Each element in the carol has a code word for a religious reality which the children could remember.
* The partridge in a pear tree was Jesus Christ.
* Two turtle doves were the Old and New Testaments.
* Three French hens stood for faith, hope, and love.
* The four calling birds were the four gospels of Matthew, Mark, Luke, and John.
* The five golden rings recalled the Torah or Law, the first five books of the Old Testament.
* The six geese a-laying stood for the six days of creation.
* Seven swans a-swimming represented the sevenfold gifts of the Holy Spirit: Prophesy, Serving, Teaching, Exhortation, Contribution, Leadership, and Mercy.
* The eight maids a-milking were the eight beatitudes.
* Nine ladies dancing were the nine fruits of the Holy Spirit: Love, Joy, Peace, Patience, Kindness, Goodness, Faithfulness, Gentleness, and Self Control.

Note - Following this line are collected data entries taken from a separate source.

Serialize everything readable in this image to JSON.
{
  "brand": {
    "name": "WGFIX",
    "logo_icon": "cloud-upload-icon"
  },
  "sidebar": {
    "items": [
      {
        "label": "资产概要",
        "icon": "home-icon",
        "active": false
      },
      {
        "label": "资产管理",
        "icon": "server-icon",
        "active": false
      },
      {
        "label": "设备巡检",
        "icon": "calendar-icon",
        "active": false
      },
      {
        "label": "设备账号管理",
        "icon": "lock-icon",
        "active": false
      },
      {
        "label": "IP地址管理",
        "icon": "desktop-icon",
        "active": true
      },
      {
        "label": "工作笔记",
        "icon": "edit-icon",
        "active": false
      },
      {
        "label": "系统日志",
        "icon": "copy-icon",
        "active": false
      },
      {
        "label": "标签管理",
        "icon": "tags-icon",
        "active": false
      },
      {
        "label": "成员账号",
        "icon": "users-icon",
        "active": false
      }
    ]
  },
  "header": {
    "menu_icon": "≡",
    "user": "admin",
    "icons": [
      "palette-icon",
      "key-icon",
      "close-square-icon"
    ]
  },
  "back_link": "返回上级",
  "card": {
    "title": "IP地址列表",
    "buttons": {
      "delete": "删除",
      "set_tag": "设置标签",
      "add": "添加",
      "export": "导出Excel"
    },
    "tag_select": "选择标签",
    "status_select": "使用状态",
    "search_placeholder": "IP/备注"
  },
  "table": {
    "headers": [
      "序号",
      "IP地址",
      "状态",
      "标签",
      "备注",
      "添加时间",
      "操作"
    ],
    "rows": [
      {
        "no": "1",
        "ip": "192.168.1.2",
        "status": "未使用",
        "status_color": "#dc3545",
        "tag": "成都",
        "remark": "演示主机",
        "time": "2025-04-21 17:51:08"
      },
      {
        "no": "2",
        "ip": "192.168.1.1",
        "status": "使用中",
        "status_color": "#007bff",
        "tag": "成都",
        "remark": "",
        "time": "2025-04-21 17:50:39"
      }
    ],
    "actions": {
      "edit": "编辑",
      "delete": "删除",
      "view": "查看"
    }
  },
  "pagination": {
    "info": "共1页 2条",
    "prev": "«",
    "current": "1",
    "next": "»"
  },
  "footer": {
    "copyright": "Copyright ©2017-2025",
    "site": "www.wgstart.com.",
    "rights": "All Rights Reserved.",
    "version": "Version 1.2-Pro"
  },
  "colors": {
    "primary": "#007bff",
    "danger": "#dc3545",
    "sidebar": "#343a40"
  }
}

* The 10 lords a-leaping were the 10 commandments.
* The 11 pipers piping stood for the 11 faithful disciples.
* The 12 drummers drumming symbolized the 12 points of belief in the Apostles' Creed.
So, there is your history for today. This knowledge was shared with me and I found it interesting and enlightening and now I know how that strange song became a Christmas Carol... so pass it on if you wish.
3 comments:
Aaaargh! Not the 12 Days of Christmas Myth again! Actually I was thinking of blogging on this some time, as it was the hair that broke the camel's back and got me to withdraw my oldest from CCD (Catholic Sunday School for non-parochial school students). It's a myth, of course (see http://www.snopes.com/holidays/christmas/12days.asp for the full details) but it was taught to my dear Offspring's class as gospel truth. It was the first time in five years of CCD that Protestants had ever even been mentioned, and it was in the context of a lie about Poor Catholics persecuted by Those Awful Protestants. Merry Christmas, and don't forget to make it a season of resentment against thy neighbor!
I told the teacher afterwards it was a lie, and her response was "It's in the book." So it was. I complained to the DRE (Director of Religious Education), telling her I could teach my kids lies on my own time and didn't expect to pay for CCD so they could learn lies there, and anyway how would she like it if little Protestant kids were taught falsehoods about persecutions by Catholics, knowing they were false? She backed up the teacher and refused even to consider refraining from teaching the same lie the next year. That was it for me. I told her I would handle religious ed. at home and stick to things that were actually true, and withdrew Offspring #1.
Given how much blood has been spilled through history between Protestants and Catholics, I vote that we not go out of our way to make up fake tales of persecution to throw onto the pile.
For a Christmas song that really does do a Christian countdown from 12, try "Children Go Where I Send Thee" (one of my favorite songs from childhood btw), with varying lyrics, being a folksong and all:
http://www.ibiblio.org/jimmy/folkden-wp/?p=7055
or
http://www.catholic.net/RCC/music/midi/christmas/go.html
Responding to your update ... The place to go for information would be one of the many volumes by Richard and Iona Opie, the uber-researchers of nursery rhymes, folk songs, children's games, etc. Unfortunately this requires dead-tree research rather than Googling.
A plausible suggestion is that the song is originally French, based on the reported existence of very similar French and Languedoc songs, and on the arresting fact that "a partridge" in French is "une perdrix," which in English sounds just like the words "in a pear tree."
Of course French Protestants never persecuted Catholics--quite the other way around--so that would be another nail in the persecution theory.